The EUCD recognises this, and has introduced exceptions designed to restore the ability to engage in fair dealing to those who have purchased copy-protected works. However, the UK’s proposed method of implementing these exceptions is ludicrous.

If the rights holder denies a person permission to benefit from such an exception, he or she should write to the Secretary of State for Trade and Industry and ask for intervention. This means that university lecturers or school teachers will need to appeal to the Secretary of State on each and every occasion that they need to make a copy of part of a copy-protected CD for teaching or research. Librarians, archivists, private individuals, and the disabled can expect to be similarly encumbered.

Clearly, what is needed is a statutory obligation for rights holders to make exceptions available to deserving beneficiaries, making failure to do so punishable in court. It should absolutely not be incumbent upon each beneficiary to make personal appeals to the Secretary of State on each occasion that they are inconvenienced by technical protection measures.

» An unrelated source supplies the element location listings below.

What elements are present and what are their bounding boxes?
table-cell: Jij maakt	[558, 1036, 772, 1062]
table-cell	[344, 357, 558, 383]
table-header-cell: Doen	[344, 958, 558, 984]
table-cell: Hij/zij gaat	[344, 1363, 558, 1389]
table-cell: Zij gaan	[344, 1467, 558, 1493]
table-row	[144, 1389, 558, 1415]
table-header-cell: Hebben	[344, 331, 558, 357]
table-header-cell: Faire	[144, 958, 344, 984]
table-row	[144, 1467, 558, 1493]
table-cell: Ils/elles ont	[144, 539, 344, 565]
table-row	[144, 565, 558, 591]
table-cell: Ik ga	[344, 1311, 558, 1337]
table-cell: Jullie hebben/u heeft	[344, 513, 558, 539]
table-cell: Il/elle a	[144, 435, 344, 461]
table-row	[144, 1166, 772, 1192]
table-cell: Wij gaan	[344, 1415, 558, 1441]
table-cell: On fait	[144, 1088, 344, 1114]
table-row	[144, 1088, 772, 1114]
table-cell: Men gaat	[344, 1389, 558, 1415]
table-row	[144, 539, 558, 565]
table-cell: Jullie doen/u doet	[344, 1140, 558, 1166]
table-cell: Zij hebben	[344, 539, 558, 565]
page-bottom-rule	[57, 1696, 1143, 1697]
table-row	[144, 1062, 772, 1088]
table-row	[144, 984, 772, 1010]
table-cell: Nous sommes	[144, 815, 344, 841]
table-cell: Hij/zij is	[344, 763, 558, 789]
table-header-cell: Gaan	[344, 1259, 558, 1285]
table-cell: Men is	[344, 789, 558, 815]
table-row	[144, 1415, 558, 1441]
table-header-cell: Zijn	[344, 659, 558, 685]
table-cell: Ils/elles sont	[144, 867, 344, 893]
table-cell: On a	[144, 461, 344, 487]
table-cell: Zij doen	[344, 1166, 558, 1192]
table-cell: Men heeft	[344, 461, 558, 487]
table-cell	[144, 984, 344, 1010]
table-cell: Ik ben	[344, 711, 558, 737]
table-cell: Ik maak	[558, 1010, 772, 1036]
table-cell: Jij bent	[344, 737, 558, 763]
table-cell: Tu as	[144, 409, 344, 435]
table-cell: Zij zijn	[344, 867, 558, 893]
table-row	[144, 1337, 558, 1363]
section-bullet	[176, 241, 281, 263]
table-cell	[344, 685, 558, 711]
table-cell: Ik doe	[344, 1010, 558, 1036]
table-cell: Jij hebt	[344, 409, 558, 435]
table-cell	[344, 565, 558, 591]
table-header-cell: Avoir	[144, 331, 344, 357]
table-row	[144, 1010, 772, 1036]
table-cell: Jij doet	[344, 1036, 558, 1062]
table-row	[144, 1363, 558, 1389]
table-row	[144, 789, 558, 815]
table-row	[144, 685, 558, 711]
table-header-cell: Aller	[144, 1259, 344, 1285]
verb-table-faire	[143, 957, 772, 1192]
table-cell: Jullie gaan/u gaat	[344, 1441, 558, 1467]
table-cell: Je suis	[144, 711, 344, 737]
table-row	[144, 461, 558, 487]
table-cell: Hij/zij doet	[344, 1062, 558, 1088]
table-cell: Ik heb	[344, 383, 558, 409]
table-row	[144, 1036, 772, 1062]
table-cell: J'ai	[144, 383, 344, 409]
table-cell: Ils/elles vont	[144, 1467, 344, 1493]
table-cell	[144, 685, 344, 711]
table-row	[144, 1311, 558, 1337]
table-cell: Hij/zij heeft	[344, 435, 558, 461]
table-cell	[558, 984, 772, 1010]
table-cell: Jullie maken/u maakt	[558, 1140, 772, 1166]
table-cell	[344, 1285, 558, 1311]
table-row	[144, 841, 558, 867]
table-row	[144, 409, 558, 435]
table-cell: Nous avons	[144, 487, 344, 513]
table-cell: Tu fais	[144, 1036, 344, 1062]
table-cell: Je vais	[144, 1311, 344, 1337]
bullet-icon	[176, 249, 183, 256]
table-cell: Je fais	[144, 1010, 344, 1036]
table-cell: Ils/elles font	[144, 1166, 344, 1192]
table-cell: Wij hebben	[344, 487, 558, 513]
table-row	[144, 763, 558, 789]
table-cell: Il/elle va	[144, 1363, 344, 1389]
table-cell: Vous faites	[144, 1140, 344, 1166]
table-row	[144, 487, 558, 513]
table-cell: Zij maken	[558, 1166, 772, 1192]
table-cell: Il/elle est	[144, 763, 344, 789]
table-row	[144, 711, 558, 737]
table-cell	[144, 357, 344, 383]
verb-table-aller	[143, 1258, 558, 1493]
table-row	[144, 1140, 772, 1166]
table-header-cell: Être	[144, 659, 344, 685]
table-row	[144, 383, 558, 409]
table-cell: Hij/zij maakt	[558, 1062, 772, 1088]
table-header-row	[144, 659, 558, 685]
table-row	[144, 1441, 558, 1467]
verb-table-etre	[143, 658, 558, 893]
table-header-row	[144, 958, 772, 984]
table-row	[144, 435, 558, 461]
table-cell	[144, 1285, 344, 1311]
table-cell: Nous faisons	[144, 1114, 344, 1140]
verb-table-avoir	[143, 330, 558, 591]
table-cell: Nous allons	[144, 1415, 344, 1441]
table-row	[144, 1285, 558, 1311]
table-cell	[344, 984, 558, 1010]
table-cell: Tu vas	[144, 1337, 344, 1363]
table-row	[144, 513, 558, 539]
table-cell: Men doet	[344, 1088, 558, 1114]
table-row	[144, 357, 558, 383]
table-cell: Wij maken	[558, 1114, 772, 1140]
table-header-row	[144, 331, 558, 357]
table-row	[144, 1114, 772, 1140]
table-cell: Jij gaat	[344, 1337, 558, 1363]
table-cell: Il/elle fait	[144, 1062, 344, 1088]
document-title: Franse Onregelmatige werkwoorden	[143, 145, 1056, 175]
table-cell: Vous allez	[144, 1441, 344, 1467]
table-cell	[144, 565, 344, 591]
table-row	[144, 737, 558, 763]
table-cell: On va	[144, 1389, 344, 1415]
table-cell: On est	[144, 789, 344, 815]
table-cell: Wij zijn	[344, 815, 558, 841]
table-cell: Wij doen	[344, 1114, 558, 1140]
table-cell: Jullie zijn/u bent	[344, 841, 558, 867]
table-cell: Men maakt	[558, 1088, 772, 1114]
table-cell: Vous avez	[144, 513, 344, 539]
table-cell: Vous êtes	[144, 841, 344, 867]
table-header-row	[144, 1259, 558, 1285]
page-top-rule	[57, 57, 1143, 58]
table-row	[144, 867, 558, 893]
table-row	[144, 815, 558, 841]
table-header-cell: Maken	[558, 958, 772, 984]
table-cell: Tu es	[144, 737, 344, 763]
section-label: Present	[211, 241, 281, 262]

The software industry could be badly affected; at present, it seems that there is no provision for circumventing protections in order to create interoperable software products. This is called reverse engineering. Companies who use protection mechanisms on their file formats will be able to prevent others writing software interoperable with theirs without permission.

The greedy and unscrupulous might even use the lack of such an exception to close the door on developments of interoperable open-source software. In the US, Sony has already used protection mechanisms to prevent unlicensed developers releasing software for Playstation 2, and has threatened a developer of free software for their Aibo robotic dog with a lawsuit under the DMCA.

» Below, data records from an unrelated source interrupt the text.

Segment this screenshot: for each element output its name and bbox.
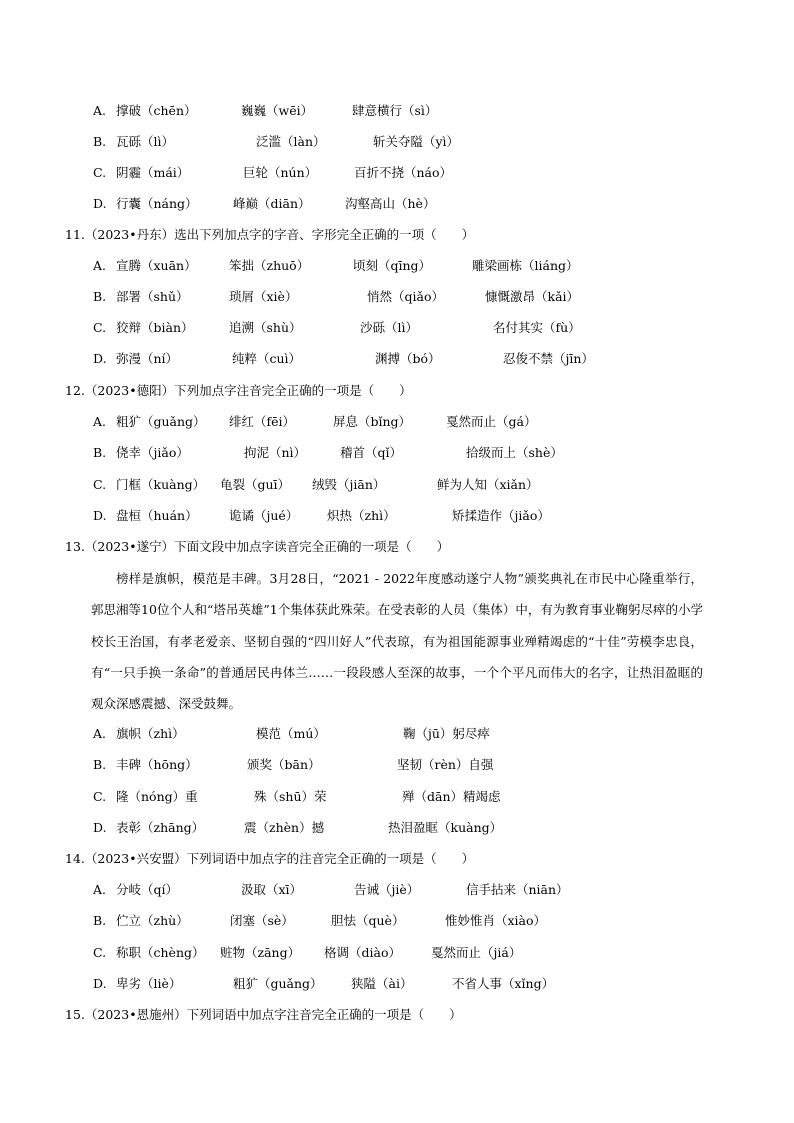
option-item: 部署（shǔ） bbox=[116, 289, 189, 304]
option-item: 汲取（xī） bbox=[241, 882, 303, 897]
option-item: 稽首（qǐ） bbox=[340, 445, 402, 460]
option-label: D. bbox=[93, 976, 107, 991]
option-item: 追溯（shù） bbox=[229, 320, 302, 335]
option-item: 格调（diào） bbox=[324, 945, 401, 960]
option-item: 名付其实（fù） bbox=[493, 320, 581, 335]
option-label: C. bbox=[93, 789, 107, 804]
option-item: 闭塞（sè） bbox=[230, 913, 294, 928]
option-item: 峰巅（diān） bbox=[233, 196, 311, 211]
option-label: B. bbox=[93, 757, 107, 772]
option-item: 殊（shū）荣 bbox=[254, 789, 327, 804]
question-stem: 12.（2023•德阳）下列加点字注音完全正确的一项是（ ） bbox=[65, 383, 412, 398]
option-item: 雕梁画栋（liáng） bbox=[472, 258, 579, 273]
question-stem: 11.（2023•丹东）选出下列加点字的字音、字形完全正确的一项（ ） bbox=[65, 227, 475, 242]
option-item: 绒毁（jiān） bbox=[312, 477, 386, 492]
option-item: 伫立（zhù） bbox=[116, 913, 189, 928]
option-item: 拾级而上（shè） bbox=[466, 445, 563, 460]
option-item: 盘桓（huán） bbox=[116, 508, 198, 523]
option-item: 分岐（qí） bbox=[116, 882, 178, 897]
option-item: 戛然而止（jiá） bbox=[431, 945, 522, 960]
option-item: 表彰（zhāng） bbox=[116, 820, 205, 835]
option-label: D. bbox=[93, 196, 107, 211]
option-item: 沙砾（lì） bbox=[360, 320, 418, 335]
option-item: 旗帜（zhì） bbox=[116, 726, 185, 741]
option-item: 鲜为人知（xiǎn） bbox=[437, 477, 539, 492]
option-label: C. bbox=[93, 320, 107, 335]
option-item: 门框（kuàng） bbox=[116, 477, 206, 492]
option-label: A. bbox=[93, 726, 107, 741]
option-item: 不省人事（xǐng） bbox=[452, 976, 555, 991]
option-label: A. bbox=[93, 414, 107, 429]
option-item: 坚韧（rèn）自强 bbox=[397, 757, 494, 772]
option-item: 赃物（zāng） bbox=[220, 945, 301, 960]
option-item: 热泪盈眶（kuàng） bbox=[388, 820, 503, 835]
option-item: 殚（dān）精竭虑 bbox=[402, 789, 501, 804]
option-label: B. bbox=[93, 445, 107, 460]
option-item: 告诫（jiè） bbox=[354, 882, 420, 897]
option-item: 鞠（jū）躬尽瘁 bbox=[403, 726, 490, 741]
option-item: 笨拙（zhuō） bbox=[229, 258, 310, 273]
option-label: B. bbox=[93, 913, 107, 928]
option-item: 龟裂（guī） bbox=[220, 477, 291, 492]
option-item: 行囊（náng） bbox=[116, 196, 198, 211]
option-label: B. bbox=[93, 289, 107, 304]
option-item: 丰碑（hōng） bbox=[116, 757, 198, 772]
option-item: 诡谲（jué） bbox=[229, 508, 299, 523]
option-item: 隆（nóng）重 bbox=[116, 789, 198, 804]
option-label: C. bbox=[93, 477, 107, 492]
option-label: D. bbox=[93, 508, 107, 523]
option-item: 百折不挠（náo） bbox=[354, 165, 453, 180]
question-stem: 14.（2023•兴安盟）下列词语中加点字的注音完全正确的一项是（ ） bbox=[65, 851, 475, 866]
option-item: 撑破（chēn） bbox=[116, 103, 197, 118]
option-item: 纯粹（cuì） bbox=[232, 351, 302, 366]
option-item: 侥幸（jiǎo） bbox=[116, 445, 189, 460]
option-item: 巨轮（nún） bbox=[243, 165, 318, 180]
option-item: 瓦砾（lì） bbox=[116, 134, 174, 149]
option-item: 沟壑高山（hè） bbox=[345, 196, 436, 211]
option-item: 巍巍（wēi） bbox=[241, 103, 314, 118]
option-item: 绯红（fēi） bbox=[229, 414, 296, 429]
option-item: 泛滥（làn） bbox=[256, 134, 326, 149]
option-item: 屏息（bǐng） bbox=[333, 414, 412, 429]
option-item: 顷刻（qīng） bbox=[353, 258, 432, 273]
option-item: 颁奖（bān） bbox=[247, 757, 321, 772]
option-item: 阴霾（mái） bbox=[116, 165, 190, 180]
option-item: 粗犷（guǎng） bbox=[233, 976, 323, 991]
option-item: 胆怯（què） bbox=[331, 913, 405, 928]
option-item: 慷慨激昂（kǎi） bbox=[485, 289, 580, 304]
option-item: 矫揉造作（jiǎo） bbox=[452, 508, 550, 523]
option-item: 肆意横行（sì） bbox=[352, 103, 438, 118]
option-item: 弥漫（ní） bbox=[116, 351, 179, 366]
option-label: C. bbox=[93, 945, 107, 960]
option-item: 戛然而止（gá） bbox=[446, 414, 537, 429]
option-label: D. bbox=[93, 351, 107, 366]
option-item: 宣腾（xuān） bbox=[116, 258, 197, 273]
option-item: 渊搏（bó） bbox=[375, 351, 441, 366]
option-label: A. bbox=[93, 882, 107, 897]
question-stem: 15.（2023•恩施州）下列词语中加点字注音完全正确的一项是（ ） bbox=[65, 1007, 462, 1022]
option-item: 称职（chèng） bbox=[116, 945, 205, 960]
option-item: 狡辩（biàn） bbox=[116, 320, 194, 335]
option-item: 斩关夺隘（yì） bbox=[373, 134, 460, 149]
option-item: 惟妙惟肖（xiào） bbox=[445, 913, 547, 928]
q13-passage: 榜样是旗帜，模范是丰碑。3月28日，“2021 - 2022年度感动遂宁人物”颁奖典礼在市民中心隆重举行，郭思湘等10位个人和“塔吊英雄”1个集体获此殊荣。在受表彰的人员（集体）中，有为教育事业鞠躬尽瘁的小学校长王治国，有孝老爱亲、坚韧自强的“四川好人”代表琼，有为祖国能源事业殚精竭虑的“十佳”劳模李忠良，有“一只手换一条命”的普通居民冉体兰……一段段感人至深的故事，一个个平凡而伟大的名字，让热泪盈眶的观众深感震撼、深受鼓舞。 bbox=[91, 571, 703, 712]
option-item: 拘泥（nì） bbox=[244, 445, 307, 460]
option-label: D. bbox=[93, 820, 107, 835]
option-item: 炽热（zhì） bbox=[327, 508, 396, 523]
question-stem: 13.（2023•遂宁）下面文段中加点字读音完全正确的一项是（ ） bbox=[65, 539, 450, 554]
option-item: 震（zhèn）撼 bbox=[244, 820, 325, 835]
option-label: C. bbox=[93, 165, 107, 180]
option-item: 信手拈来（niān） bbox=[466, 882, 569, 897]
option-item: 忍俊不禁（jīn） bbox=[503, 351, 594, 366]
option-item: 粗犷（guǎng） bbox=[116, 414, 206, 429]
option-item: 模范（mú） bbox=[256, 726, 326, 741]
option-label: A. bbox=[93, 103, 107, 118]
option-item: 悄然（qiǎo） bbox=[367, 289, 444, 304]
option-label: A. bbox=[93, 258, 107, 273]
option-label: B. bbox=[93, 134, 107, 149]
option-item: 琐屑（xiè） bbox=[229, 289, 298, 304]
option-item: 卑劣（liè） bbox=[116, 976, 182, 991]
option-item: 狭隘（ài） bbox=[351, 976, 413, 991]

Although existing UK copyright law explicitly permits reverse engineering, it is not at all clear that the proposed EUCD implementation will permit it where circumvention of a protection mechanism is necessary.

Tightening the noose

The DMCA has been criticised for its ‘chilling effect’ on research into cryptography, notably after a professor at Princeton University, Edward Felten, was threatened with a lawsuit by the Recording Industry Association of America (RIAA) when he decided to publish a paper describing weaknesses in a new digital watermarking technology.

Felten has since received assurances from both the US government and the RIAA that they won’t attempt such a trick again. The DMCA explicitly permits circumvention and the publication of information about it for the purpose of cryptographic research. British researchers will have no such reassurances if the Patent Office gets its way. They could face criminal prosecution for publishing details of weaknesses in protection mechanisms.

Academics can appeal to the Secretary of State to gain access to a protected work, but they have no recourse if the object of study is the protection mechanism itself. And this despite the fact that the preamble to the Directive contains the words ‘this protection should not hinder research into cryptography’; it is paramount that the proposal is changed to allow cryptographic research to proceed without harassment.

As it stands, the UK implementation of the EUCD will hinder research into cryptography, it will make criminal current common practices of the music industry (the disabling of the serial copy management system (SCMS) on digital audio tape (DAT) drives), it will give software companies unwarranted control over the creation of software products interoperable with their own, and it will provide an inadequate and entirely impractical mechanism for beneficiaries of the Directive’s exceptions.

It is imperative that these weaknesses are corrected before the proposed legislation is made law, and therefore it is incumbent upon all of us to make our criticisms known to the Patent Office during the consultation period. If we fail to do so, we will be even worse off than the Americans are under the DMCA.